A staged approach to scaling up. Each rung validates something before you commit to the next; the repo’s TEST-SCENARIOS.md covers the full progression in depth.

The ladder

100      →   1,000     →   5,000     →   25,000    →   50,000
smoke        single IP     multi-IP      half fleet    full fleet

1. Smoke test (100 devices, loopback)

Prove the toolchain end to end: generate, serve, connect, scrape. This is the Quickstart. Goal: a clean session and moving metrics.

2. Single-IP load (1,000 devices)

One IP, 1,000 ports. Point your collector at the range and run a full backup cycle. Watch rcfgsim_active_sessions and the session error mix. Goal: no errors, latency within expectation.

3. Multi-IP (5,000 devices)

Move to systemd instances and IP aliases — e.g. 2 IPs × 2,500 ports. This validates that your tooling handles many addresses and that per-instance drain works.

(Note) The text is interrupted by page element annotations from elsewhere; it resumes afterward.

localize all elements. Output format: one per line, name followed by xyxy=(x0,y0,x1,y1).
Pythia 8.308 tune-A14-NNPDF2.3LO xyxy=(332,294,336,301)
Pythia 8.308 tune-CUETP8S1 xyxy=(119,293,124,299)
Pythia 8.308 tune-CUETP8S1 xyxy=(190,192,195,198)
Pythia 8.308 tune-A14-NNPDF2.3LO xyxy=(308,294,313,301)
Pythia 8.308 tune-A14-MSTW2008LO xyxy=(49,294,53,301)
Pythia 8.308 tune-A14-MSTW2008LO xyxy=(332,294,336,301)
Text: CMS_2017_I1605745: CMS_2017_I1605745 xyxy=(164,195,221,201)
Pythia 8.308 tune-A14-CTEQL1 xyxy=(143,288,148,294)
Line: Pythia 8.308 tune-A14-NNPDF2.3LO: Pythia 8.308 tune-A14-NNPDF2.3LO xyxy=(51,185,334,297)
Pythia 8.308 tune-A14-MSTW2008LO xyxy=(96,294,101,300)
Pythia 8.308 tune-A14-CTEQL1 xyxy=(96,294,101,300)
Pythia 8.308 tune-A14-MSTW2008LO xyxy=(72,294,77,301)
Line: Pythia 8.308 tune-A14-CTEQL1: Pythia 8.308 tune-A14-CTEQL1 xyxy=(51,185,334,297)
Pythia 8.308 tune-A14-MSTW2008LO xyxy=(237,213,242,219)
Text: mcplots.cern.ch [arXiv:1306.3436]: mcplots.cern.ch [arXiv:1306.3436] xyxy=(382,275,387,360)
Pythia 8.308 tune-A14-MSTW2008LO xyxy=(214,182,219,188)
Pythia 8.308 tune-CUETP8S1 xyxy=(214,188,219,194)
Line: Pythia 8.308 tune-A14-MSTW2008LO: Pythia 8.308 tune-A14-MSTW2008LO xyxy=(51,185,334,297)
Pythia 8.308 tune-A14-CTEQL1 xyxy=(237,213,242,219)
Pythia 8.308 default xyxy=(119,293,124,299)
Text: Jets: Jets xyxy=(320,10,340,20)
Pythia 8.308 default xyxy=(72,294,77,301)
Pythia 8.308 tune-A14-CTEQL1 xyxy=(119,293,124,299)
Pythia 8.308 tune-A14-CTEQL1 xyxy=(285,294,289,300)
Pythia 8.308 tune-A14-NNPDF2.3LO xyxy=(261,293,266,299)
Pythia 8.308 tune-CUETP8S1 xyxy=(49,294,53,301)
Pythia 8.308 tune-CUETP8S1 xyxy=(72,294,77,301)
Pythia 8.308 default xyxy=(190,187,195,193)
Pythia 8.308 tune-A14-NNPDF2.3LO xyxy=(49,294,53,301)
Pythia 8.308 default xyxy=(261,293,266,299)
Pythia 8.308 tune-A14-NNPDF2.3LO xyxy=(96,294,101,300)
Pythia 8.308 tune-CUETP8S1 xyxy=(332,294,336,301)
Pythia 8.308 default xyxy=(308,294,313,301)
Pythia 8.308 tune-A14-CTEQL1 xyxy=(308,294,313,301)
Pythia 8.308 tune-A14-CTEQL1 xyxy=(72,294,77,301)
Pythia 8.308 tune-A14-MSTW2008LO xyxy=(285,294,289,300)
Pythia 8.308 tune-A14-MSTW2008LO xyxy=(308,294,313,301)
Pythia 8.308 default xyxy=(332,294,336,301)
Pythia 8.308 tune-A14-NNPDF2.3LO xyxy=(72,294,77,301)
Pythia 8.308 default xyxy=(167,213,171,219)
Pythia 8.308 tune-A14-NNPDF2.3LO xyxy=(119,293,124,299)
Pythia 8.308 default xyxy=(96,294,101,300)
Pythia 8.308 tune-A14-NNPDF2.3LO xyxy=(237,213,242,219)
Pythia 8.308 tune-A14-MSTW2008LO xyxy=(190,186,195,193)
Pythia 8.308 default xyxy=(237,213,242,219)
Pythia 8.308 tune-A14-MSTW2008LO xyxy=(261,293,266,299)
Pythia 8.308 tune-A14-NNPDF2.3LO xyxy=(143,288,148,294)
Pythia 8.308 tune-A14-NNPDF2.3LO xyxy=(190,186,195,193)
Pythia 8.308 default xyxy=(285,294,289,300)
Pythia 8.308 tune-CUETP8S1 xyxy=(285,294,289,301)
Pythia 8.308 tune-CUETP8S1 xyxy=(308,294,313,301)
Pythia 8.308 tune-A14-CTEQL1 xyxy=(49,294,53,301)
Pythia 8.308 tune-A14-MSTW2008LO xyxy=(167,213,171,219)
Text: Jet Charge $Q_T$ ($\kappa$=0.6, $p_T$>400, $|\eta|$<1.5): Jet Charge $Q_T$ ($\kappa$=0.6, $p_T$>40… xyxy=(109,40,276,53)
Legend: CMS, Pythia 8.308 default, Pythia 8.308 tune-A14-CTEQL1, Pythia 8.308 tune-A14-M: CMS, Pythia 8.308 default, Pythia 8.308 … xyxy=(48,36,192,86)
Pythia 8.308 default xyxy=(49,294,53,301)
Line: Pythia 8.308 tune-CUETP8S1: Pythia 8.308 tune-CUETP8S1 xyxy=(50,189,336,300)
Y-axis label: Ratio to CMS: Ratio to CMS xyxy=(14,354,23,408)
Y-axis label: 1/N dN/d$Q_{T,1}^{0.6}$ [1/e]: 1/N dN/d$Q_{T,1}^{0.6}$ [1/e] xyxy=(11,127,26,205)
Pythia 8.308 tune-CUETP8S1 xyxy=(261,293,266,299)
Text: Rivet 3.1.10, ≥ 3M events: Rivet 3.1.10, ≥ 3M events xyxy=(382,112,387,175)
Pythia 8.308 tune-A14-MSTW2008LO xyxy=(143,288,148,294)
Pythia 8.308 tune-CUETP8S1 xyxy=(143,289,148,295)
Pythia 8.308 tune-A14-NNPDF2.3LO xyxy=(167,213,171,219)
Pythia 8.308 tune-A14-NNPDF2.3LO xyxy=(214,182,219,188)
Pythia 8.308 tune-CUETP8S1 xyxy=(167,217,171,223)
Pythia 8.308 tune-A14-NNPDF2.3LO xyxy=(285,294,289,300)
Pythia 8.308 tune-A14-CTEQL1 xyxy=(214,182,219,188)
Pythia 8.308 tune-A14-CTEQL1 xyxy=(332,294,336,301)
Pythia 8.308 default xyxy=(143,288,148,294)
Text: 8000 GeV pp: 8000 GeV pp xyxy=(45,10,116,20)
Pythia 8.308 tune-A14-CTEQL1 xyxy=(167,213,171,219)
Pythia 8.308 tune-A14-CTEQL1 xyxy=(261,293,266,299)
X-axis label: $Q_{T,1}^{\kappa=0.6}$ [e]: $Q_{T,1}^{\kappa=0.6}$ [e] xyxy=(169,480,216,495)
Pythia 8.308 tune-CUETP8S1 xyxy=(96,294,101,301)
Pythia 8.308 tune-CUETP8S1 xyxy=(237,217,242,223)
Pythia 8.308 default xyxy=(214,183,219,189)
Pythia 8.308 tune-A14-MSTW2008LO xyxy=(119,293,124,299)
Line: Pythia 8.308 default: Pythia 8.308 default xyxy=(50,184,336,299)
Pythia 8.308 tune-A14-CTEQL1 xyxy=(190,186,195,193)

4. Half fleet (25,000 devices)

10 IPs × 2,500 ports. Now you’re exercising scheduler fairness and burst handling: fire all backups in a tight window and watch for queueing, timeouts, and resource pressure on both sides. Introduce faults at a low rate here.

5. Full fleet (50,000 devices)

20 IPs × 2,500 ports on the reference host (12 vCPU / 48 GB). This is the production-shaped test: a realistic size distribution, faults at a realistic rate, and a full collection cycle. Goal: characterize throughput, tail latency, and the resource envelope of the system under test.

What to measure at each rung

Throughput — rate(rcfgsim_sessions_total{result="ok"}[1m])
Error mix — non-ok results as a share of total
Tail latency — p95/p99 of rcfgsim_command_duration_seconds
Concurrency headroom — rcfgsim_active_sessions vs your cap
Host envelope — Go/process collectors (goroutines, FDs, CPU, memory)

See Grafana queries for the exact PromQL.

Tips for clean runs

Keep the same host key across restarts so clients don’t see host-key-changed warnings.
Use a fixed --seed so each run faces the identical fleet.
Restart instances with systemctl restart to get a graceful drain rather than killing them.